Ecgberct was spared, as was another of his companions, who subsequently became a bishop in the north of England, and from whom Bede most likely heard the story. Ecgberct’s subsequent career, until his death in 729 AD (aged 90!), are the subject of several other chapters in Bede’s History and he also figures in native Irish sources. The turning-point in his life clearly was his miraculous survival in the plague year of 664 AD.

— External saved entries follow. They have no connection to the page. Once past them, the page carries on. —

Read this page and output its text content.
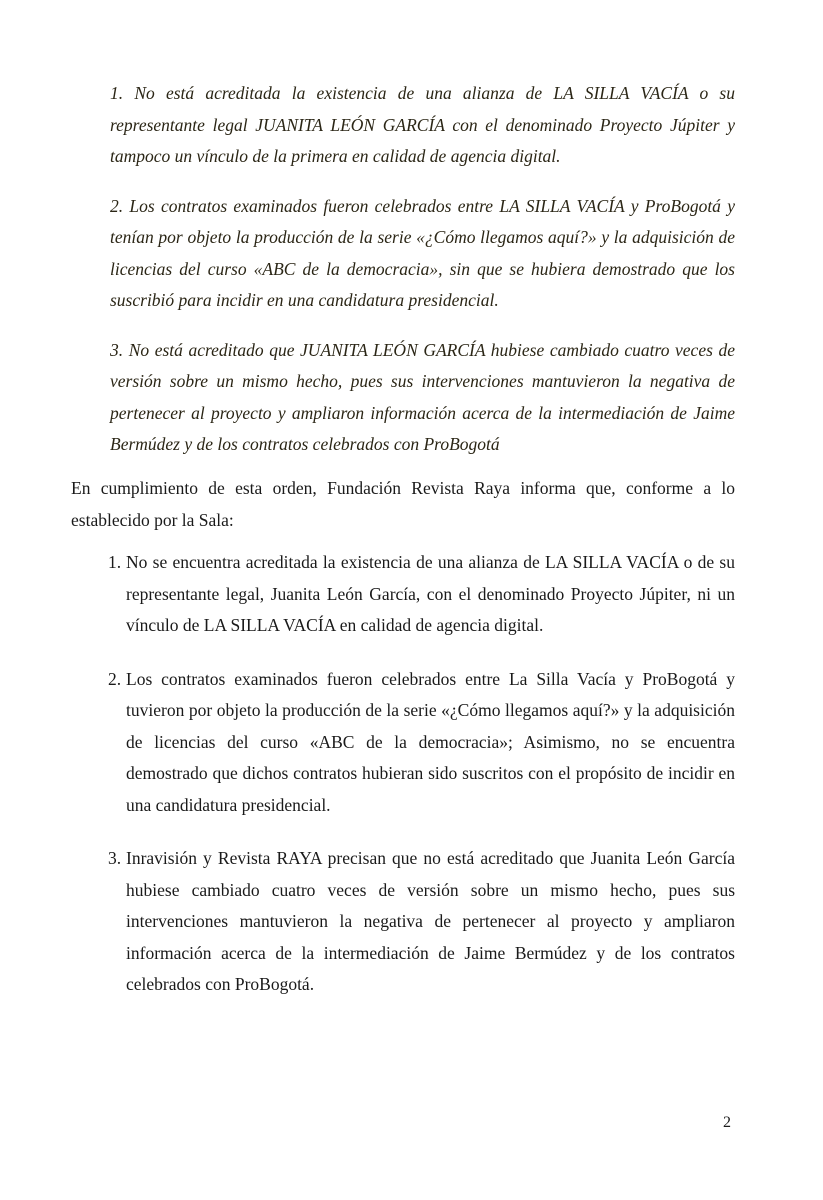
1. No está acreditada la existencia de una alianza de LA SILLA VACÍA o su representante legal JUANITA LEÓN GARCÍA con el denominado Proyecto Júpiter y tampoco un vínculo de la primera en calidad de agencia digital.

2. Los contratos examinados fueron celebrados entre LA SILLA VACÍA y ProBogotá y tenían por objeto la producción de la serie «¿Cómo llegamos aquí?» y la adquisición de licencias del curso «ABC de la democracia», sin que se hubiera demostrado que los suscribió para incidir en una candidatura presidencial.

3. No está acreditado que JUANITA LEÓN GARCÍA hubiese cambiado cuatro veces de versión sobre un mismo hecho, pues sus intervenciones mantuvieron la negativa de pertenecer al proyecto y ampliaron información acerca de la intermediación de Jaime Bermúdez y de los contratos celebrados con ProBogotá

En cumplimiento de esta orden, Fundación Revista Raya informa que, conforme a lo establecido por la Sala:

1. No se encuentra acreditada la existencia de una alianza de LA SILLA VACÍA o de su representante legal, Juanita León García, con el denominado Proyecto Júpiter, ni un vínculo de LA SILLA VACÍA en calidad de agencia digital.
2. Los contratos examinados fueron celebrados entre La Silla Vacía y ProBogotá y tuvieron por objeto la producción de la serie «¿Cómo llegamos aquí?» y la adquisición de licencias del curso «ABC de la democracia»; Asimismo, no se encuentra demostrado que dichos contratos hubieran sido suscritos con el propósito de incidir en una candidatura presidencial.
3. Inravisión y Revista RAYA precisan que no está acreditado que Juanita León García hubiese cambiado cuatro veces de versión sobre un mismo hecho, pues sus intervenciones mantuvieron la negativa de pertenecer al proyecto y ampliaron información acerca de la intermediación de Jaime Bermúdez y de los contratos celebrados con ProBogotá.
2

The plague of 664 AD was undoubtedly one of the transformative events of Irish history in the Early Middle Ages and its devastating effects lingered for several years. Sadly, it was not to be the only such cataclysm that struck here in the seventh century (otherwise regarded as a high-point in the cultural and literary history of the island). The Annals of Ulster in 683 AD report “the beginning of the mortality of young people” (mortalitas puerorum), which it narrowed down to the month of October. By the beginning of the next year, it had become a plague on children (mortalitas parvulorum).
In 700 AD, the annals report an outbreak of famine and pestilence (fama et pestilentia) in Ireland which lasted for three years, “so that man ate man” (ut homo comederet hominem). This was in addition to something akin to foot-and-mouth disease (bovina mortalitas). Hopefully, the efforts of our governments and health authorities, as well as the famous saint of Gartan and Iona, will be a protection to us from any recurrence of such gruesome times.
Dáibhí O Croinin
Daibhi O Croinn is Emeritus Professor of history at NUI Galway. Daibhi is a noted authority on Hiberno-Latin texts, particularly eminent for his significant mid-1980s discovery in a manuscript in Padua of the "lost" Irish 84-year Easter table. He is also a member of the Royal Irish Academy.